Sir David Rowat Barclay and Sir Frederick Hugh Barclay: Owners of the Telegraph, the Spectator and the Business. The Sunday Times Rich List of 2015 estimated their wealth at £6.5 billion who live on a private island near Saark. .

Rupert Murdoch: Owner of the Sun, Times, Sky, Fox and many others. Estimated wealth of $13 Billion who lives in Australia."*

Not wanting to mention the "B" word of course but it does make you wonder why they are so keen on promoting a hard Brexit and turning the UK into a tax haven.

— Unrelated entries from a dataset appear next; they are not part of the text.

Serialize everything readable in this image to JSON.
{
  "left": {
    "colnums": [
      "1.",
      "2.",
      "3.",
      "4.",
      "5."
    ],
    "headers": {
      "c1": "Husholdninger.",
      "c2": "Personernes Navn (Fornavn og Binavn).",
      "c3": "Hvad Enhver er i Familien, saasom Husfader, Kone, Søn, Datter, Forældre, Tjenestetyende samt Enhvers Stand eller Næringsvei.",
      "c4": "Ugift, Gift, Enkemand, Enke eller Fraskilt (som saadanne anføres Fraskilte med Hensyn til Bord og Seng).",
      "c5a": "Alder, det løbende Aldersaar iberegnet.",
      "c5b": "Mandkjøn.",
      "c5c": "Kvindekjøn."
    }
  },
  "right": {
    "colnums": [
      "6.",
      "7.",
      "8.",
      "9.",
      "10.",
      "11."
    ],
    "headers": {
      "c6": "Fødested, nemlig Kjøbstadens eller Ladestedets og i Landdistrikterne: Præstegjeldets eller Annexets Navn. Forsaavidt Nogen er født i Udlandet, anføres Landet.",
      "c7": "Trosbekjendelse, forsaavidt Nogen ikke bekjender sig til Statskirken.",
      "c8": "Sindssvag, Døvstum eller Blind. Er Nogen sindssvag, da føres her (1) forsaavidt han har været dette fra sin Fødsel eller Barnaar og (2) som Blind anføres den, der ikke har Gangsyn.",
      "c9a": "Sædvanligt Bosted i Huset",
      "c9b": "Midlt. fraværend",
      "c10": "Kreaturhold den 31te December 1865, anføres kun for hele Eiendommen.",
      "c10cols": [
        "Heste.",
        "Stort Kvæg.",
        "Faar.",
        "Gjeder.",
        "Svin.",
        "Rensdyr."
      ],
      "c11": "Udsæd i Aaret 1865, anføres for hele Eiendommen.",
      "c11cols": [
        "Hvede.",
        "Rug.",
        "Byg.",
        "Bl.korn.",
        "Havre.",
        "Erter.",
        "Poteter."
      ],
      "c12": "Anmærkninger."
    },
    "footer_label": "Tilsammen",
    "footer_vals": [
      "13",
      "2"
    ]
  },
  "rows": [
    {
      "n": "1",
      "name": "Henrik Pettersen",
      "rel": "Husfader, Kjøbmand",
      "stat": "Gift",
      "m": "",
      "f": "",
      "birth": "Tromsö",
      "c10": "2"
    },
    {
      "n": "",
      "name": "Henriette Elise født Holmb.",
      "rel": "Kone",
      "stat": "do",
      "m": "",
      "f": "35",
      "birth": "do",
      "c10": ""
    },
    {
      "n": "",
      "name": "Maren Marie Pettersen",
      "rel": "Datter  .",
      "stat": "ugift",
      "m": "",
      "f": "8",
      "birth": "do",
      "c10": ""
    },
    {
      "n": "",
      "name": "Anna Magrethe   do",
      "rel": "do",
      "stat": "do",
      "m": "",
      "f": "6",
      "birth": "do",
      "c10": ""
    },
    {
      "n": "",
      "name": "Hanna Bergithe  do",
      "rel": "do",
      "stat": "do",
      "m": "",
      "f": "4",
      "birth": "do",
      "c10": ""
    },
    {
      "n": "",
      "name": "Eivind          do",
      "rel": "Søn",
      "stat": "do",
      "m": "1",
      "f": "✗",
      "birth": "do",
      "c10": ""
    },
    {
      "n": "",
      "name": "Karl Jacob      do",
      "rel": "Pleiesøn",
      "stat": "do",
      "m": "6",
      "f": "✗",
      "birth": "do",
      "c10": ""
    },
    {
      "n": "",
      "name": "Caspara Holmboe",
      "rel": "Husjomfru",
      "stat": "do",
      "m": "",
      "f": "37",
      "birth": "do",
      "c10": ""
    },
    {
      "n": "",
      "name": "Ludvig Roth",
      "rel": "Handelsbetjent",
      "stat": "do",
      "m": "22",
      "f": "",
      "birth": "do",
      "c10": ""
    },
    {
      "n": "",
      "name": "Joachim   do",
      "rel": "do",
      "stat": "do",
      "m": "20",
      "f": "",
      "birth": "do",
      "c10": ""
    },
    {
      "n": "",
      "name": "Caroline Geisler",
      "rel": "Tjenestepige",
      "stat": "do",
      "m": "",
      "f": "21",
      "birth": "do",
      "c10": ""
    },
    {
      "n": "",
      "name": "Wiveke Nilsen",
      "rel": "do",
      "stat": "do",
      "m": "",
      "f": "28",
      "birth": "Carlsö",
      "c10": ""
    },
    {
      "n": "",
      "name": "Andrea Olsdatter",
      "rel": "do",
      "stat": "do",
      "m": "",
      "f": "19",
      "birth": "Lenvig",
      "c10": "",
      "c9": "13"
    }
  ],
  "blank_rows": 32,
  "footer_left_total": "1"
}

Hmm.


----------



## GEMMY (Jun 19, 2006)

barryd said:


> Maybe the "Lefty" papers have to beg for money if this is true.
> 
> Not my research but posted by a member on OAL the other day.
> *
> ...


Cross out Desmond, all of his titles have bought by the Mirror group


----------



## Matchlock (Jun 26, 2010)

And don't forget the Guardian, they are also subject to tax avoidance!
And how did these billionaires become so, not opinions, I only deal in facts.


----------



## KeithChesterfield (Mar 12, 2010)

I haven't bought or read the Daily Fail since 1997 when they 'coerced' a crime victim, who I knew, into giving them the 'true' facts and then wrote a complete and utter distortion of the facts.


Wrapping fish and chips in their newsprint is a disgrace - fish and chips are more worthy than being shackled by the paper that prints the Fail.


:werecomingforyou: :werecomingforyou: :werecomingforyou: :werecomingforyou:


----------



## barryd (May 9, 2008)

Matchlock said:


> And don't forget the Guardian, they are also subject to tax avoidance!
> And how did these billionaires become so, not opinions, I only deal in facts.


Doesnt matter how they got so rich but what does matter is how powerful they have become in both manipulating the masses and worse our government. Just look at the mess we are in right now then look at the "real" people behind it all and how they have got both the government and the people to do their bidding. That might all sound a bit Lefty but its how it is in the UK. We have the most biased and powerful press in Europe and its just about to get a lot more powerful and richer while the rest of us get poorer.


----------



## fatbuddha (Aug 7, 2006)

GEMMY said:


> Nice piece on Mosely over the last couple of days. At least they don't beg the readership for money to stay afloat , unlike the Groaniad.


frankly I'd rather pay a subscription fee to keep the Guardian afloat. I hope the Fail dies a slow painful death that it's currently heading towards


----------



## Webby1 (Mar 11, 2012)

What is so sad about certain threads is that people only change their views after personal, usually negative experiences as @KeithChesterfield wrote.

It would be great to see people changing their views and opinions based on observable facts,views of others,moral perceptions,or other people's experiences.

Too often it is only when the truth slaps them in the face that they think twice....................

Someone said "I prefer to learn from the mistakes of others rather than my own"


----------



## GEMMY (Jun 19, 2006)

fatbuddha said:


> frankly I'd rather pay a subscription fee to keep the Guardian afloat. I hope the Fail dies a slow painful death that it's currently heading towards


Be sure to let us know about your 'donation' not just talk is it?


----------